Hérisson sous dalle : à quoi il sert vraiment

La réponse courte

Un hérisson sous dalle sert principalement à casser la remontée capillaire de l'eau souterraine et à assurer le drainage latéral, bloquant ainsi l'humidité qui sinon monterait progressivement sous la dalle et l'endommagerait.

Drainage et capillarité : ce qui se passe si on le saute.

Ce qu’un hérisson fait, et ce qu’il ne fait pas

Un hérisson, c’est une couche de cailloux ou de gravats — 15 à 30 cm — posée directement sur le sol, avant de couler ta dalle. Pas du béton, toujours du matériau drainant qui laisse l’eau passer.

Son rôle principal : casser la remontée capillaire. L’eau souterraine monte dans la terre compacte comme dans une éponge, par capillarité. Dans les gros vides du hérisson, elle n’a pas prise — elle ne remonte pas. Ça semble bête, mais c’est là que tout se joue : sans hérisson, l’humidité monte sous ta dalle et la pousse de bas en haut. Avec, tu la bloques.

Deuxième rôle, tout aussi utile : le drainage latéral. L’eau qui traverse le hérisson s’écoule sur les côtés au lieu de s’accumuler sous la dalle. Moins d’eau en dessous, moins de pression, moins de dégâts.

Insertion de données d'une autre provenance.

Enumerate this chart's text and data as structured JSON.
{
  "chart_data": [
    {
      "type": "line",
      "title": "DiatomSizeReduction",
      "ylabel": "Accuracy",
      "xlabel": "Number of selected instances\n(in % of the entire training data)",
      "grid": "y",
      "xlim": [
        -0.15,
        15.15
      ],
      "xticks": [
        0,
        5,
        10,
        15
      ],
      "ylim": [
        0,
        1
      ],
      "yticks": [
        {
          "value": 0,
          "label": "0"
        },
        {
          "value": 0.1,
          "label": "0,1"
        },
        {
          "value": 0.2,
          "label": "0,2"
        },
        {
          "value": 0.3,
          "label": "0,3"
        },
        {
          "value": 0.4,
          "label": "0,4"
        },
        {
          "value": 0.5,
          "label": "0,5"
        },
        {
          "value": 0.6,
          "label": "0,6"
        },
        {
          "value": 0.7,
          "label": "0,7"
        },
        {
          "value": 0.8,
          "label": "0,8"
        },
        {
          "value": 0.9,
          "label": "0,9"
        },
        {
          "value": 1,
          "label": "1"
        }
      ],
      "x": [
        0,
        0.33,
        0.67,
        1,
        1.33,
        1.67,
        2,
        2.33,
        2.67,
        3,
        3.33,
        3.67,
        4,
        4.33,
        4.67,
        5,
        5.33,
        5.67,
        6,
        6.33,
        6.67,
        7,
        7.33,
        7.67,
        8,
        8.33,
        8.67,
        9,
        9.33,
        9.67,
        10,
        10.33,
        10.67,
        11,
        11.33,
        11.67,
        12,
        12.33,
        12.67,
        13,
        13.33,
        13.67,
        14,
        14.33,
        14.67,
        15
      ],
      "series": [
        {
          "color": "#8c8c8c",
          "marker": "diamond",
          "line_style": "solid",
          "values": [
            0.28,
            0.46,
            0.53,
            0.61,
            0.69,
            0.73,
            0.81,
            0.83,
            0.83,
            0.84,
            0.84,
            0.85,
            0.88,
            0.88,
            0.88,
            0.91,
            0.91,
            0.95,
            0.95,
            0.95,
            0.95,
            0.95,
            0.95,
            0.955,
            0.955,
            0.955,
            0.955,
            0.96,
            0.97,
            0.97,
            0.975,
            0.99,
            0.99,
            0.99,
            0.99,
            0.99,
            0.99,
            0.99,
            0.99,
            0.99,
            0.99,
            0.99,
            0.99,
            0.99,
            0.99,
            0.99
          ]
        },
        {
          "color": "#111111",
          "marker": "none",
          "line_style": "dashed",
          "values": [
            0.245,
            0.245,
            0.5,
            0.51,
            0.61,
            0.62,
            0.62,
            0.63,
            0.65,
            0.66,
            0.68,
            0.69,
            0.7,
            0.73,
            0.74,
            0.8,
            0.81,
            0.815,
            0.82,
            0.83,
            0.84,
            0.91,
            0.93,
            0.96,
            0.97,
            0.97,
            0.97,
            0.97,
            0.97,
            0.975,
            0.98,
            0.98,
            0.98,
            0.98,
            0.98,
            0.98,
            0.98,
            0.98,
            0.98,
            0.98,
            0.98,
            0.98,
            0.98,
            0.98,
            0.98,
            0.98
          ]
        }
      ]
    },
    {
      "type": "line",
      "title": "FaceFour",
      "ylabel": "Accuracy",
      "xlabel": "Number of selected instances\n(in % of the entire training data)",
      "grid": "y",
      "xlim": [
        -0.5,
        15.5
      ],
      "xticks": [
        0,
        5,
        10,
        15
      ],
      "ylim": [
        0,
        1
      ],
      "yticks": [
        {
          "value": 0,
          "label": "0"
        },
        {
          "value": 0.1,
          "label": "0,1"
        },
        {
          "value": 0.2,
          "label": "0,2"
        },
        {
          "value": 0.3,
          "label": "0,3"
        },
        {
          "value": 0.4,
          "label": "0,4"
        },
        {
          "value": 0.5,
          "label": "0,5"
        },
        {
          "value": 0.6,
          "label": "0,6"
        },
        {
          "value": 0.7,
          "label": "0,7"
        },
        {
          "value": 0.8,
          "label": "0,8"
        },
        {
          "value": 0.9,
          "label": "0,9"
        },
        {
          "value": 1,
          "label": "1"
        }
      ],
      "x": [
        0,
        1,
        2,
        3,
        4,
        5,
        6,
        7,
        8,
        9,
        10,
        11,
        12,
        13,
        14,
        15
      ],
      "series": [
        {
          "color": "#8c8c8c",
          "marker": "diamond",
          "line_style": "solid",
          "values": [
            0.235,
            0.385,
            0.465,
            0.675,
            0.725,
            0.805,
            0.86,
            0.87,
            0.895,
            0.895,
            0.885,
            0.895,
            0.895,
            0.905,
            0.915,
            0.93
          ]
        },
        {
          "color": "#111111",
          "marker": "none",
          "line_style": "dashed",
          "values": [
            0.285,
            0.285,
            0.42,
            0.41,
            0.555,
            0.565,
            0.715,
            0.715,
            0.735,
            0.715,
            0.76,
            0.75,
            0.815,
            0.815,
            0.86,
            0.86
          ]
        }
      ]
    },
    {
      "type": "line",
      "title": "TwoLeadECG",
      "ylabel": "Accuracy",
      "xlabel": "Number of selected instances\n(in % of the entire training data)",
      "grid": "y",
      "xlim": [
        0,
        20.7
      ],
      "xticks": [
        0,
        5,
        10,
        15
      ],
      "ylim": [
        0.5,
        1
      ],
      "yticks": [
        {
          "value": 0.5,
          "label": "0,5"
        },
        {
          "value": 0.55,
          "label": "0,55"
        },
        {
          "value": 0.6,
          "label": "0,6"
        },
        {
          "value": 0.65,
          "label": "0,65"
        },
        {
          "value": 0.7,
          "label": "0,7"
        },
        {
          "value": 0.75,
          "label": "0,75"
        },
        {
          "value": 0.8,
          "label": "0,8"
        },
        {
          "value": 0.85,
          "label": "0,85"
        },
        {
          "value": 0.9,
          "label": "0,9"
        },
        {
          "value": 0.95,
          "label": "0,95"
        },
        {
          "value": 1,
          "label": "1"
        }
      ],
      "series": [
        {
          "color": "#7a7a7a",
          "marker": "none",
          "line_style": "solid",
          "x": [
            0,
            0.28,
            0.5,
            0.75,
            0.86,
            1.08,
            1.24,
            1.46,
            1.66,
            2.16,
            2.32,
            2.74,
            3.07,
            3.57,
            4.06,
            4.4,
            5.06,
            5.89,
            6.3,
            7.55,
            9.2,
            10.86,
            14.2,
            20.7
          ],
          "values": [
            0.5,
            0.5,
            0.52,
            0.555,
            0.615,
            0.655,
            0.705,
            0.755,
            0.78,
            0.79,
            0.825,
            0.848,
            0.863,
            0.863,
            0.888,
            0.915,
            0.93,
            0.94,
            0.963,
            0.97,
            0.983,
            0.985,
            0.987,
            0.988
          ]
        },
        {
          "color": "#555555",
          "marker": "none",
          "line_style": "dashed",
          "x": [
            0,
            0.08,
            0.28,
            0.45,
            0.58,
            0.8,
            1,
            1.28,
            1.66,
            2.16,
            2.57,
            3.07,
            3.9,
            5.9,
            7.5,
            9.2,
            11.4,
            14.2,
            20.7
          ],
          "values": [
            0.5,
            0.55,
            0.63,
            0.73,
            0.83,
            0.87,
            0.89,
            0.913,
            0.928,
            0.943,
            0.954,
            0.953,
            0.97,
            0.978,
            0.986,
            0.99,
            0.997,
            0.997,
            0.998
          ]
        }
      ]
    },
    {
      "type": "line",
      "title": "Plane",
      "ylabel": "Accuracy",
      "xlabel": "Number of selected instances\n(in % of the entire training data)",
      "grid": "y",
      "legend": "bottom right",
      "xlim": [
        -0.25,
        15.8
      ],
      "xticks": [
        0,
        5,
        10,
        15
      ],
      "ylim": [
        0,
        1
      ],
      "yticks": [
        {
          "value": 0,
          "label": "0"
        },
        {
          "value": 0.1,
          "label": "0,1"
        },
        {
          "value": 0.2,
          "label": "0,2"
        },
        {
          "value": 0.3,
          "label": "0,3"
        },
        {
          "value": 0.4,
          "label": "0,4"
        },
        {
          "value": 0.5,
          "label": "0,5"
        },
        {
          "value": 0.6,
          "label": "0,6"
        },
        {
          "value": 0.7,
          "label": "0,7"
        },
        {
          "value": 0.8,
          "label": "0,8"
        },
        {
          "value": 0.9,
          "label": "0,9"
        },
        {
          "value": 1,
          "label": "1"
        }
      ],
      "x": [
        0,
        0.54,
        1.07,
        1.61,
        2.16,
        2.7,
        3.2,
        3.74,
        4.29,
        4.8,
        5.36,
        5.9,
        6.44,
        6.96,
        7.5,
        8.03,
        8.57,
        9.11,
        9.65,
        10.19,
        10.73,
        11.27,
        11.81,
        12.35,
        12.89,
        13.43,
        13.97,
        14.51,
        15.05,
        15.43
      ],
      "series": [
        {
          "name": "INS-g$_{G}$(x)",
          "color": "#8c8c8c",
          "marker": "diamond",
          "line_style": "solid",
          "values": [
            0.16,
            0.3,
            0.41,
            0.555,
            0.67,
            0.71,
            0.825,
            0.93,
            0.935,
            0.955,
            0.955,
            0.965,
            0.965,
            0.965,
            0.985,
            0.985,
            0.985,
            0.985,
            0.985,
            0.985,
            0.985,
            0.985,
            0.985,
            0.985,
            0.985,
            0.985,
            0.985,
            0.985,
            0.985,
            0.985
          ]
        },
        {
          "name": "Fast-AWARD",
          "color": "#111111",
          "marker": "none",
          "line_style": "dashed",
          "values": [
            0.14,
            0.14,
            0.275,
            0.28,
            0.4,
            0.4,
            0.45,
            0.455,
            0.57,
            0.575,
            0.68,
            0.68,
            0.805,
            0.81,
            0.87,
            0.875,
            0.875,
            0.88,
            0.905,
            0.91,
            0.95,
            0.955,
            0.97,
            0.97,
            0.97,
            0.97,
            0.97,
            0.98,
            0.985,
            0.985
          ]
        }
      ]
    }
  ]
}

Maintenant, ce qu’il ne fait pas. Un hérisson n’isole pas thermiquement — c’est une autre affaire, avec un autre système (isolant spécifique). Il ne redresse pas un sol mou ou instable — ce travail revient à un tassement préalable ou à des fondations. Et si ton sol est très fin, argilo-limoneux, le hérisson seul perd en efficacité : c’est là qu’intervient le géotextile, qu’on pose dessus. Il empêche le sol fin de remonter dans les vides du cailloux.

Sans géotextile sur un sol très fin, le hérisson fonctionne quand même, mais avec une perte progressive — le sol s’introduit peu à peu. Avec, tu bloques ça net. C’est la vraie raison d’ajouter un géotextile, pas une exigence universelle : tu l’adaptes à ton sol.

Pourquoi la capillarité devient un problème

L’eau qui stagne sous une dalle n’y reste pas — elle s’élève progressivement. C’est la capillarité, et c’est physique : dans une terre compacte, l’eau s’élève naturellement à travers les micro-pores, mètre après mètre, jusqu’à rencontrer un obstacle. Sans hérisson (ou sans pente et drain), cet obstacle c’est ta dalle, et l’eau s’y accumule.

Progressivement, elle crée une pression hydrostatique contre le béton. Pas spectaculaire au début — juste une humidité diffuse qui remonte dans les murs intérieurs par les mêmes capillaires. Tu vois d’abord des efflorescences, ce dépôt blanchâtre de sels minéraux, puis une salissure brunâtre qui dessine une ligne d’humidité, enfin une odeur de renfermé. À long terme, le béton s’altère, la peinture cloque, le mortier s’effrite.

Le tempo dépend du contexte réel. En région normande ou parisienne (nappe phréatique haute, sols argileux), sans hérisson tu as 6 mois à 2 ans avant de commencer à voir l’humidité. Avec hérisson, le problème est quasi inexistant — l’eau s’écoule latéralement et au loin.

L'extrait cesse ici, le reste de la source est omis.